The American Organization of Nurse Executives (AONE) oversees APIN efforts on behalf of the Tri-Council for Nursing, which includes the American Nurses Association (ANA), the American Association of Colleges of Nursing, the National League for Nursing and AONE. Together we are committed to collaborating with nursing and health care leaders, policymakers, academic institutions and other stakeholders to support and adopt innovative and emerging strategies to produce highly educated nurses.

Raising the bar

Higher degrees of education can make a job seeker more attractive to employers, and nursing is no exception. As older nurses retire and baby boomers age, registered and BSN-prepared nurses are in demand. Additionally, as more people access health insurance through the Affordable Care Act, the number of people who need care will only increase.

To provide care, employers often seek out BSN-prepared nurses. Why? Factors include the growing number of Magnet® hospitals, which require participating institutions to hire a majority of BSN-prepared nurses; the 2010 IOM report; and health care’s increasing focus on leadership and care coordination skills. Nurses looking for career advancement should consider advanced education. It’s the best way to participate fully in the transformation of health care. 

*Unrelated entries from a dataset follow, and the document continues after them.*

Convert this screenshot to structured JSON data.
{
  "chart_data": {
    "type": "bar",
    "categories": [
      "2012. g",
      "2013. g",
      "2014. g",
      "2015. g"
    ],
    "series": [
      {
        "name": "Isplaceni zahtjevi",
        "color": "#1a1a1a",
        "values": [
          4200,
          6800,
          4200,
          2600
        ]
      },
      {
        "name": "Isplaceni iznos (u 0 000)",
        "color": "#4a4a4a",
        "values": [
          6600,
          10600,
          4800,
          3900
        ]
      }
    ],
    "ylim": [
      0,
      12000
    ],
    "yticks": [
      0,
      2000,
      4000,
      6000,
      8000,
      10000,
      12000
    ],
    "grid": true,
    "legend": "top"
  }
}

By Mary Jo Assi, DNP, RN, NEA-BC, FNP-BC, Director, Nursing Practice and Work Environment, American Nurses Association
 

Growing Careers in the Medical Field

Six nurses share what inspired them to pursue a career in nursing.


Marjani Jean-Philippe, RN
Student, Nurse-Midwifery, Frontier Nursing University 

"My decision was predicated by my desire to honor and preserve normal physiological birth. My hope is to inspire each woman to teach another, and improve birth outcomes one woman at a time."

 



Erin Purcell, RN, BSN
Jefferson School of Nursing

“I wanted to help and care for people when they are experiencing a difficult time in their life. The ultimate goal is to start teaching clinically to help future nurses form and master their skills in a clinical setting.”

 



Nicole Poecetti, RN, BSN
Penn State University 

“I wanted to pursue a career that was hands-on, where I could learn something new every day. I wanted to be at the bedside, directly helping patients whether it be controlling their pain, helping them walk or simply holding their hand.”

 



Eliza Nichole Angila
Student, MEPN, Family Nurse Practitioner, UCSF School of Nursing

“I hope to collaborate with patients and develop solutions based on their individual needs. I hope to gain the clinical skills and knowledge necessary to provide tailored care to each of my patients.”

 



Alex Morales-Blanco
BSN Candidate, Johns Hopkins University: School of Nursing

“I was born and raised in Puerto Rico. Spanish was my first language. I’ve always found inspiration in this quote: 'When you’re a nurse, you know that every day you will touch a life or a life will touch yours.' Today, I’m an aspiring pediatric oncology nurse. I love the positive impact one can have as a nurse—not just on the patient, but on their family as well.”

 


Amber S. Hinson, RN, BSN
FNP Student,
Gardner-Webb University

"As a child I enjoyed learning about science and the human body. As a Christian, I have a passion for helping people. The nursing profession is a natural blend of those two loves for me."